Political concerns over Biden being associated with an Israeli ground offensive into Gaza are also exaggerated. Yes, the White House wants to mitigate Palestinian civilian casualties and the associated risks of tensions with its Arab allies, or Iranian escalation. Still, it is unlikely that any Israeli ground operation will lead to a humanitarian disaster in Gaza.

The Israelis want to recover the nearly 200 hostages that Hamas has hidden in the strip. Leveling Gaza will not achieve that objective nor conform to Israel’s moral standards. Israeli overhead surveillance of Gaza, via drones and aircraft, will also enable unprecedented targeting of Hamas infiltration units that approach Israeli ground units. And while Biden knows a ground operation will be bloody, he appears to recognize that it is also necessary. The scale of threat that Hamas has proven to pose is simply intolerable. The White House will accept that some criticism over Israeli action is inevitable.

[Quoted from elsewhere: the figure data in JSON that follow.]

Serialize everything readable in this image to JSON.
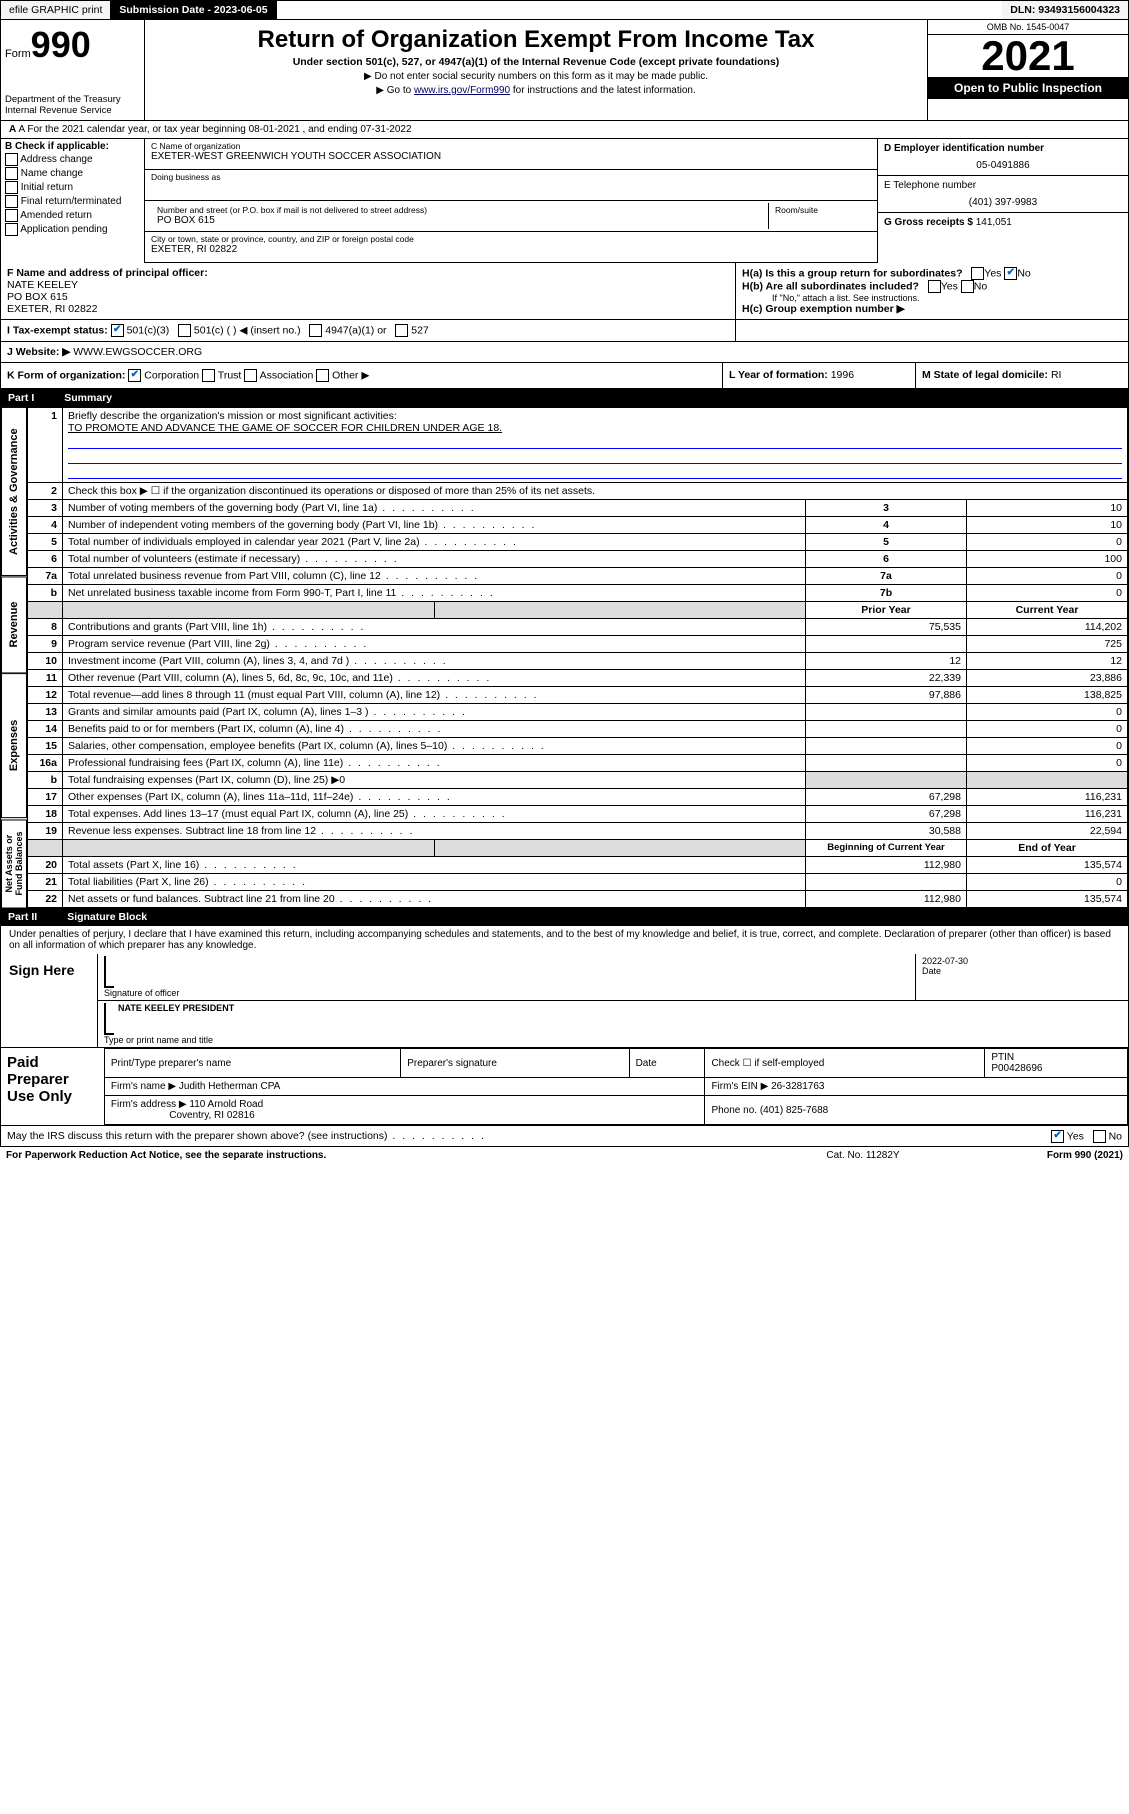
{
  "topbar": {
    "efile": "efile GRAPHIC print",
    "subdate_label": "Submission Date - 2023-06-05",
    "dln": "DLN: 93493156004323"
  },
  "header": {
    "form_label": "Form",
    "form_num": "990",
    "dept": "Department of the Treasury Internal Revenue Service",
    "title": "Return of Organization Exempt From Income Tax",
    "sub": "Under section 501(c), 527, or 4947(a)(1) of the Internal Revenue Code (except private foundations)",
    "note1": "▶ Do not enter social security numbers on this form as it may be made public.",
    "note2_pre": "▶ Go to ",
    "note2_link": "www.irs.gov/Form990",
    "note2_post": " for instructions and the latest information.",
    "omb": "OMB No. 1545-0047",
    "year": "2021",
    "open": "Open to Public Inspection"
  },
  "line_a": "A For the 2021 calendar year, or tax year beginning 08-01-2021   , and ending 07-31-2022",
  "b": {
    "hdr": "B Check if applicable:",
    "opts": [
      "Address change",
      "Name change",
      "Initial return",
      "Final return/terminated",
      "Amended return",
      "Application pending"
    ]
  },
  "c": {
    "name_lbl": "C Name of organization",
    "name": "EXETER-WEST GREENWICH YOUTH SOCCER ASSOCIATION",
    "dba_lbl": "Doing business as",
    "addr_lbl": "Number and street (or P.O. box if mail is not delivered to street address)",
    "room_lbl": "Room/suite",
    "addr": "PO BOX 615",
    "city_lbl": "City or town, state or province, country, and ZIP or foreign postal code",
    "city": "EXETER, RI  02822"
  },
  "d": {
    "ein_lbl": "D Employer identification number",
    "ein": "05-0491886",
    "tel_lbl": "E Telephone number",
    "tel": "(401) 397-9983",
    "gross_lbl": "G Gross receipts $",
    "gross": "141,051"
  },
  "f": {
    "lbl": "F Name and address of principal officer:",
    "name": "NATE KEELEY",
    "addr1": "PO BOX 615",
    "addr2": "EXETER, RI  02822"
  },
  "h": {
    "a": "H(a)  Is this a group return for subordinates?",
    "b": "H(b)  Are all subordinates included?",
    "b_note": "If \"No,\" attach a list. See instructions.",
    "c": "H(c)  Group exemption number ▶"
  },
  "i": {
    "lbl": "I   Tax-exempt status:",
    "o1": "501(c)(3)",
    "o2": "501(c) (  ) ◀ (insert no.)",
    "o3": "4947(a)(1) or",
    "o4": "527"
  },
  "j": {
    "lbl": "J   Website: ▶",
    "val": "WWW.EWGSOCCER.ORG"
  },
  "k": {
    "lbl": "K Form of organization:",
    "o1": "Corporation",
    "o2": "Trust",
    "o3": "Association",
    "o4": "Other ▶"
  },
  "l": {
    "lbl": "L Year of formation:",
    "val": "1996"
  },
  "m": {
    "lbl": "M State of legal domicile:",
    "val": "RI"
  },
  "part1": {
    "num": "Part I",
    "title": "Summary"
  },
  "s1": {
    "q": "Briefly describe the organization's mission or most significant activities:",
    "a": "TO PROMOTE AND ADVANCE THE GAME OF SOCCER FOR CHILDREN UNDER AGE 18."
  },
  "rows_gov": [
    {
      "n": "2",
      "t": "Check this box ▶ ☐  if the organization discontinued its operations or disposed of more than 25% of its net assets."
    },
    {
      "n": "3",
      "t": "Number of voting members of the governing body (Part VI, line 1a)",
      "rn": "3",
      "v": "10"
    },
    {
      "n": "4",
      "t": "Number of independent voting members of the governing body (Part VI, line 1b)",
      "rn": "4",
      "v": "10"
    },
    {
      "n": "5",
      "t": "Total number of individuals employed in calendar year 2021 (Part V, line 2a)",
      "rn": "5",
      "v": "0"
    },
    {
      "n": "6",
      "t": "Total number of volunteers (estimate if necessary)",
      "rn": "6",
      "v": "100"
    },
    {
      "n": "7a",
      "t": "Total unrelated business revenue from Part VIII, column (C), line 12",
      "rn": "7a",
      "v": "0"
    },
    {
      "n": "b",
      "t": "Net unrelated business taxable income from Form 990-T, Part I, line 11",
      "rn": "7b",
      "v": "0"
    }
  ],
  "rev_hdr": {
    "py": "Prior Year",
    "cy": "Current Year"
  },
  "rows_rev": [
    {
      "n": "8",
      "t": "Contributions and grants (Part VIII, line 1h)",
      "py": "75,535",
      "cy": "114,202"
    },
    {
      "n": "9",
      "t": "Program service revenue (Part VIII, line 2g)",
      "py": "",
      "cy": "725"
    },
    {
      "n": "10",
      "t": "Investment income (Part VIII, column (A), lines 3, 4, and 7d )",
      "py": "12",
      "cy": "12"
    },
    {
      "n": "11",
      "t": "Other revenue (Part VIII, column (A), lines 5, 6d, 8c, 9c, 10c, and 11e)",
      "py": "22,339",
      "cy": "23,886"
    },
    {
      "n": "12",
      "t": "Total revenue—add lines 8 through 11 (must equal Part VIII, column (A), line 12)",
      "py": "97,886",
      "cy": "138,825"
    }
  ],
  "rows_exp": [
    {
      "n": "13",
      "t": "Grants and similar amounts paid (Part IX, column (A), lines 1–3 )",
      "py": "",
      "cy": "0"
    },
    {
      "n": "14",
      "t": "Benefits paid to or for members (Part IX, column (A), line 4)",
      "py": "",
      "cy": "0"
    },
    {
      "n": "15",
      "t": "Salaries, other compensation, employee benefits (Part IX, column (A), lines 5–10)",
      "py": "",
      "cy": "0"
    },
    {
      "n": "16a",
      "t": "Professional fundraising fees (Part IX, column (A), line 11e)",
      "py": "",
      "cy": "0"
    },
    {
      "n": "b",
      "t": "Total fundraising expenses (Part IX, column (D), line 25) ▶0",
      "shade": true
    },
    {
      "n": "17",
      "t": "Other expenses (Part IX, column (A), lines 11a–11d, 11f–24e)",
      "py": "67,298",
      "cy": "116,231"
    },
    {
      "n": "18",
      "t": "Total expenses. Add lines 13–17 (must equal Part IX, column (A), line 25)",
      "py": "67,298",
      "cy": "116,231"
    },
    {
      "n": "19",
      "t": "Revenue less expenses. Subtract line 18 from line 12",
      "py": "30,588",
      "cy": "22,594"
    }
  ],
  "na_hdr": {
    "boy": "Beginning of Current Year",
    "eoy": "End of Year"
  },
  "rows_na": [
    {
      "n": "20",
      "t": "Total assets (Part X, line 16)",
      "py": "112,980",
      "cy": "135,574"
    },
    {
      "n": "21",
      "t": "Total liabilities (Part X, line 26)",
      "py": "",
      "cy": "0"
    },
    {
      "n": "22",
      "t": "Net assets or fund balances. Subtract line 21 from line 20",
      "py": "112,980",
      "cy": "135,574"
    }
  ],
  "tabs": {
    "g": "Activities & Governance",
    "r": "Revenue",
    "e": "Expenses",
    "n": "Net Assets or Fund Balances"
  },
  "part2": {
    "num": "Part II",
    "title": "Signature Block"
  },
  "sig": {
    "decl": "Under penalties of perjury, I declare that I have examined this return, including accompanying schedules and statements, and to the best of my knowledge and belief, it is true, correct, and complete. Declaration of preparer (other than officer) is based on all information of which preparer has any knowledge.",
    "here": "Sign Here",
    "sig_of": "Signature of officer",
    "date_lbl": "Date",
    "date": "2022-07-30",
    "name": "NATE KEELEY PRESIDENT",
    "name_lbl": "Type or print name and title"
  },
  "prep": {
    "lbl": "Paid Preparer Use Only",
    "h1": "Print/Type preparer's name",
    "h2": "Preparer's signature",
    "h3": "Date",
    "h4": "Check ☐ if self-employed",
    "h5": "PTIN",
    "ptin": "P00428696",
    "firm_lbl": "Firm's name   ▶",
    "firm": "Judith Hetherman CPA",
    "ein_lbl": "Firm's EIN ▶",
    "ein": "26-3281763",
    "addr_lbl": "Firm's address ▶",
    "addr1": "110 Arnold Road",
    "addr2": "Coventry, RI  02816",
    "ph_lbl": "Phone no.",
    "ph": "(401) 825-7688"
  },
  "may": "May the IRS discuss this return with the preparer shown above? (see instructions)",
  "foot": {
    "pra": "For Paperwork Reduction Act Notice, see the separate instructions.",
    "cat": "Cat. No. 11282Y",
    "form": "Form 990 (2021)"
  }
}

At the same time, however, Biden’s arrival in Israel would signal support to an ally and a Jewish people who have suffered a great loss. It would repudiate the moral vacuousness of too many in the West who believe Israelis somehow had this atrocity coming. It would draw contrast to the strategy that China and Russia are now applying toward Israel. And it would inject greater friction into Iran’s consideration of whether to join this war.